A amiga querida disse que estava gostando muito de meus últimos artigos, porque parei de escrever textos complicados, para mostrar meus conhecimentos. Embora não estivesse de acordo com seu argumento, não contestei, porque eu a amo muito e já me acostumei aos seus puxões de orelhas, quando, aos domingos, publico artigos muito eruditos (de acordo com seu julgamento...). Os leitores só apareciam coisas que vêm do coração, arrematou.
Ora, eu tenho o hábito de, após assistir a um filme, procurar ler toda a crítica especializada sobre ele. Aprendo muito. Há poucos dias assisti ao filme "45 anos". Ele é curto, do diretor sueco Andrew Haigh, com apenas dois artistas centrais: Charlotte Rampling e Tom Courteney. Ela está perfeita e foi indicada ao Oscar por esse filme lançado no Festival de Berlim, em fevereiro de 2015.
A trama é simples: um casal prepara sua festa de 45 anos de casados. A vida como ela é, os rituais diários comuns de um casal de velhos sem filhos; o filme é ótimo, meio lento, mas perfeito. Eis que, de repente, o velho fica sabendo que encontraram o corpo congelado de uma namorada que ele teve no passado. Os dois, muito jovens, escalavam um pico gelado e ela caiu, morreu e só agora, cinquenta anos depois, localizaram o corpo, que permanecia intacto, perfeito, como se ela tivesse vinte e poucos anos.

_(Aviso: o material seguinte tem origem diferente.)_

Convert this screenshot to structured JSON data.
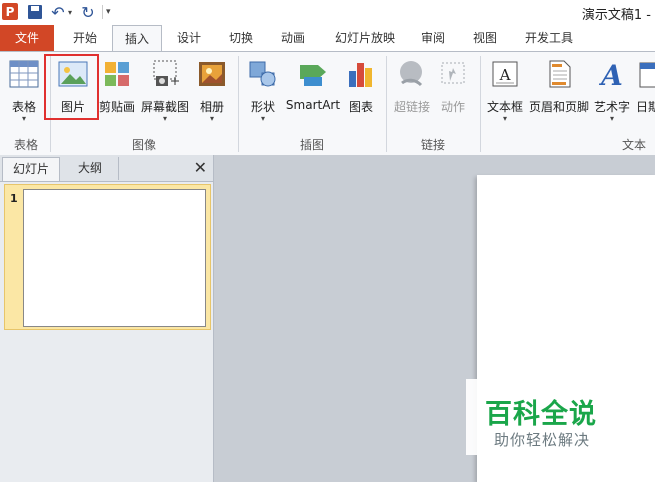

Convidam o velho para reconhecer o corpo e ele tem dúvida se fará a longa viagem. A partir daí, todas as lembranças da juventude voltam, a esposa acaba infeliz, com ciúmes e as dúvidas, as cismas quase destroem o casamento do velho casal: fotos antigas, diálogos, confissões, até uma possível gravidez da morta. Nada fica evidente, o final é totalmente aberto e acontece a festa dos 45 anos. Tudo transcorre bem, inclusive com a confissão pública do marido, que ama muito sua esposa.

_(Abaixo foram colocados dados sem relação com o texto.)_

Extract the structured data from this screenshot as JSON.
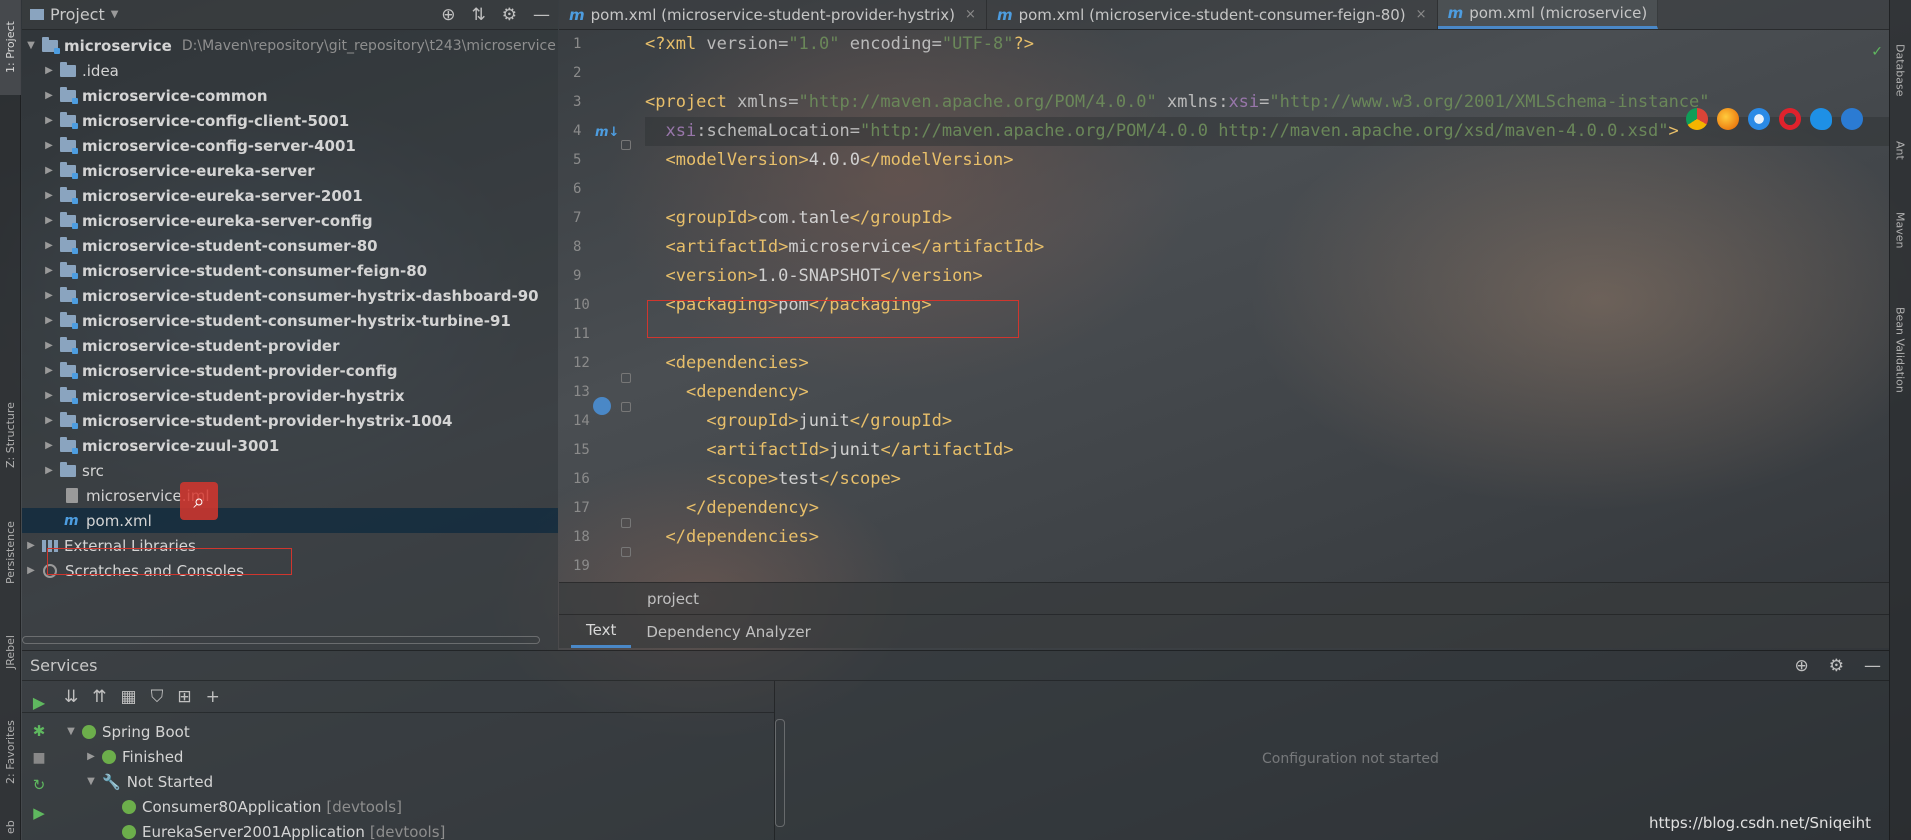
{
  "left_strip": {
    "project_tab": "1: Project",
    "structure_tab": "Z: Structure",
    "persistence_tab": "Persistence",
    "jrebel_tab": "JRebel",
    "favorites_tab": "2: Favorites",
    "web_tab": "eb"
  },
  "right_strip": {
    "database_tab": "Database",
    "ant_tab": "Ant",
    "maven_tab": "Maven",
    "bean_validation_tab": "Bean Validation"
  },
  "project_panel": {
    "title": "Project",
    "root": {
      "name": "microservice",
      "path": "D:\\Maven\\repository\\git_repository\\t243\\microservice"
    },
    "items": [
      {
        "label": ".idea",
        "bold": false,
        "type": "folder"
      },
      {
        "label": "microservice-common",
        "bold": true,
        "type": "module"
      },
      {
        "label": "microservice-config-client-5001",
        "bold": true,
        "type": "module"
      },
      {
        "label": "microservice-config-server-4001",
        "bold": true,
        "type": "module"
      },
      {
        "label": "microservice-eureka-server",
        "bold": true,
        "type": "module"
      },
      {
        "label": "microservice-eureka-server-2001",
        "bold": true,
        "type": "module"
      },
      {
        "label": "microservice-eureka-server-config",
        "bold": true,
        "type": "module"
      },
      {
        "label": "microservice-student-consumer-80",
        "bold": true,
        "type": "module"
      },
      {
        "label": "microservice-student-consumer-feign-80",
        "bold": true,
        "type": "module"
      },
      {
        "label": "microservice-student-consumer-hystrix-dashboard-90",
        "bold": true,
        "type": "module"
      },
      {
        "label": "microservice-student-consumer-hystrix-turbine-91",
        "bold": true,
        "type": "module"
      },
      {
        "label": "microservice-student-provider",
        "bold": true,
        "type": "module"
      },
      {
        "label": "microservice-student-provider-config",
        "bold": true,
        "type": "module"
      },
      {
        "label": "microservice-student-provider-hystrix",
        "bold": true,
        "type": "module"
      },
      {
        "label": "microservice-student-provider-hystrix-1004",
        "bold": true,
        "type": "module"
      },
      {
        "label": "microservice-zuul-3001",
        "bold": true,
        "type": "module"
      },
      {
        "label": "src",
        "bold": false,
        "type": "folder"
      }
    ],
    "iml_file": "microservice.iml",
    "pom_file": "pom.xml",
    "external_libraries": "External Libraries",
    "scratches": "Scratches and Consoles"
  },
  "editor": {
    "tabs": [
      {
        "label": "pom.xml (microservice-student-provider-hystrix)",
        "active": false
      },
      {
        "label": "pom.xml (microservice-student-consumer-feign-80)",
        "active": false
      },
      {
        "label": "pom.xml (microservice)",
        "active": true
      }
    ],
    "line_numbers": [
      "1",
      "2",
      "3",
      "4",
      "5",
      "6",
      "7",
      "8",
      "9",
      "10",
      "11",
      "12",
      "13",
      "14",
      "15",
      "16",
      "17",
      "18",
      "19"
    ],
    "breadcrumb": "project",
    "bottom_tabs": {
      "text": "Text",
      "dependency_analyzer": "Dependency Analyzer"
    }
  },
  "services": {
    "title": "Services",
    "tree": {
      "spring_boot": "Spring Boot",
      "finished": "Finished",
      "not_started": "Not Started",
      "app1": "Consumer80Application",
      "app1_tag": "[devtools]",
      "app2": "EurekaServer2001Application",
      "app2_tag": "[devtools]"
    },
    "empty_message": "Configuration not started"
  },
  "watermark": "https://blog.csdn.net/Sniqeiht",
  "colors": {
    "accent": "#4a88c7",
    "xml_tag": "#e8bf6a",
    "xml_value": "#6a8759",
    "highlight_box": "#d0362e"
  }
}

O filme foi bem recebido pela crítica, ganhou prêmios famosos, como o BAFTA e o melhor filme estrangeiro, assim como inúmeras indicações para melhor atriz, ator e diretor. O mais notável, contudo, é a mensagem subliminar, universal, que o filme traz: a lição maior que o passado é como uma faca que atravessa e secciona o presente. Lembrei-me então da filosofia de Machado de Assis: "Enterre o passado em uma tumba, com o epitáfio: Descanse em paz". Há fatos no passado que não devem ser mexidos, são sagrados, invioláveis.
Comentando isto com um saudosista exacerbado, ele me alertou: o passado deve ser lembrado sim, mas só os episódios felizes. É algo que faz bem para a alma. As dores, as tragédias, as doenças, paixões infelizes e trágicas, tudo deve ser bem guardado a sete chaves, como um Arquivo X, particular; a ele só terá acesso o/a protagonista, a personagem principal da história.
Aí deduzi, parafraseando o Mago de Cordisburgo: Reviver é perigoso. Pode ser um sonho dourado, ou um amargo pesadelo.